There had been no mistaking in Rosa’s tone. 

Or her stance. 

The truth had been in her words. 

Her eyes...

Annie moved her fingers away from her heart and shook her head. She looked at the floor.

It's a fling. Tab said don't overthink it. I say don't overthink. I say.

Annie teetered on the edge of erupting, of embarrassing herself, of crying, but instead, she held it all inside and locked it away, afraid entertaining any kind of future with this man would eat away at whatever time they had left. They’d discussed this. Rational and adult-like. They’d made a decision. 

Be in the now.

No talk.

No plans.

No what-ifs.

Only the summer. 

An end.

"He bought one, you know?" Rosa had gone back to the shelf. Annie seemed to still be choking and tripping over the new piece of information.

"Oh, I'm always telling you things I shouldn't." The fragile lines next to Rosa's eyes creased. 

Why shouldn't Rosa have told her? Why hadn’t Cal told her?

Privacy...

"Which one?" She slipped her thumb nail past her teeth. The cove. 

"Pfeiffer Beach."

"Where is it?" Annie looked around the room even though she knew it wasn't there. 

"He sent it home." Rosa's eyes said more than her words. "It was a gift."

Annie's heart hit the floor with a thud.

"He wanted her to see something she used to love. To be able to look at it every day."

This time, Annie cried. Not blubbery, but quiet. Tears slid down her cheeks. 

"Oh, mi amor,” Rosa said, waiting for Annie’s gaze, and when it came, it was haunting. "Your heart, preciosa, is opening his back up. He has been waiting for you." 

Annie wiped away the tears and allowed Rosa to pull her into an embrace. She tried to escape, but it was pointless. Useless. Her throat, tighter than ever, had sealed shut.
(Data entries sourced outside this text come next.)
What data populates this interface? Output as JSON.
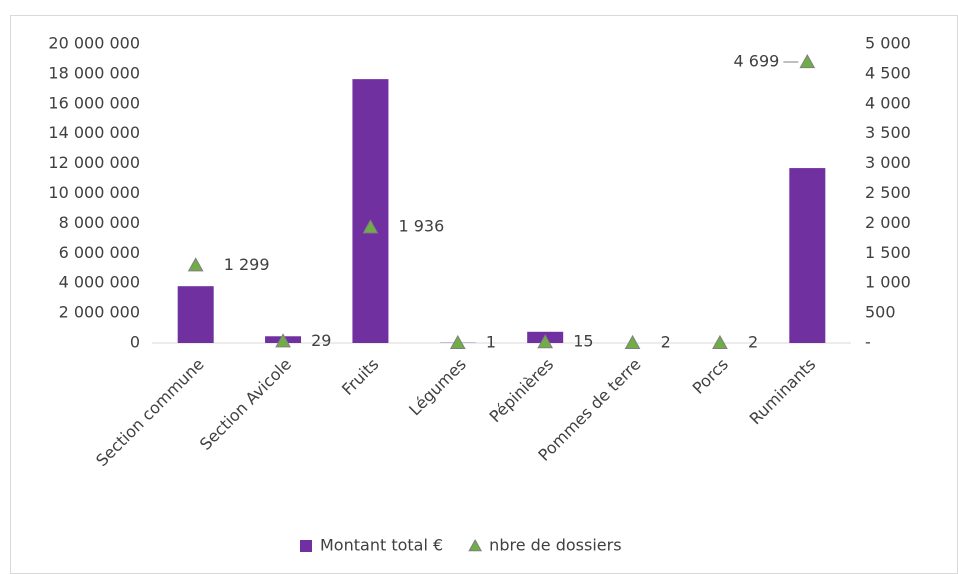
{
  "chart_data": {
    "type": "bar",
    "categories": [
      "Section commune",
      "Section Avicole",
      "Fruits",
      "Légumes",
      "Pépinières",
      "Pommes de terre",
      "Porcs",
      "Ruminants"
    ],
    "series": [
      {
        "name": "Montant total €",
        "type": "bar",
        "color": "#7030a0",
        "values": [
          3800000,
          450000,
          17650000,
          20000,
          750000,
          0,
          0,
          11700000
        ]
      },
      {
        "name": "nbre de dossiers",
        "type": "scatter",
        "axis": "y2",
        "color": "#70ad47",
        "values": [
          1299,
          29,
          1936,
          1,
          15,
          2,
          2,
          4699
        ],
        "value_labels": [
          "1 299",
          "29",
          "1 936",
          "1",
          "15",
          "2",
          "2",
          "4 699"
        ]
      }
    ],
    "ylim": [
      0,
      20000000
    ],
    "yticks": [
      0,
      {
        "value": 2000000,
        "label": "2 000 000"
      },
      {
        "value": 4000000,
        "label": "4 000 000"
      },
      {
        "value": 6000000,
        "label": "6 000 000"
      },
      {
        "value": 8000000,
        "label": "8 000 000"
      },
      {
        "value": 10000000,
        "label": "10 000 000"
      },
      {
        "value": 12000000,
        "label": "12 000 000"
      },
      {
        "value": 14000000,
        "label": "14 000 000"
      },
      {
        "value": 16000000,
        "label": "16 000 000"
      },
      {
        "value": 18000000,
        "label": "18 000 000"
      },
      {
        "value": 20000000,
        "label": "20 000 000"
      }
    ],
    "y2lim": [
      0,
      5000
    ],
    "y2ticks": [
      {
        "value": 0,
        "label": "-"
      },
      500,
      {
        "value": 1000,
        "label": "1 000"
      },
      {
        "value": 1500,
        "label": "1 500"
      },
      {
        "value": 2000,
        "label": "2 000"
      },
      {
        "value": 2500,
        "label": "2 500"
      },
      {
        "value": 3000,
        "label": "3 000"
      },
      {
        "value": 3500,
        "label": "3 500"
      },
      {
        "value": 4000,
        "label": "4 000"
      },
      {
        "value": 4500,
        "label": "4 500"
      },
      {
        "value": 5000,
        "label": "5 000"
      }
    ],
    "grid": false,
    "legend": "bottom"
  }
}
Her body remained rigid, unsure, afraid. 

The phone in Annie’s camera bag made a ping.

The women released each other.

Rosa placed her palm against Annie's cheek and sighed, and then she whispered in Spanish as she returned to the tasks she seemed to do only because she loved him.

Annie checked the text message.

Cal: You haven't left me?

"It's getting late," Annie said to Rosa, phone in palm as she walked over to the large, sparkling-clean window.

The noon sun made its way through the leaves on the trees, shining into the loft, and some of the things in the room reflected off the glass. Annie leaned her head onto the pane, closed her eyes, and just felt the vibration of the song as it played. She didn't recognize it, only Axl’s screech. 

"Where is your family, Annie?"

"Seattle."

"You are from there?"

"Yes."

Annie’s phone chimed again.

"Hmmm," was all Rosa said, looking as if dots were connecting in her mind. 

Cal: I'm sorry I have work today.

Annie dismissed Cal's second message and opened the Uber app, knowing he’d be mad. She should’ve let him call Carl, but she needed to go — and now — before her feelings completely consumed the lot of her. 

Annie placed the needle on the holster, put the record away, then stood. 

"I won't see you the rest of this week. I'm going home to visit my sons and their family." Rosa gave Annie’s bicep a squeeze. "I like talking with you." She winked. "It’s easy to tell you things. I can tell you are different than…" Rosa made herself laugh.

“Than what?”

“I came here, Annie, because Cal had lost the light.”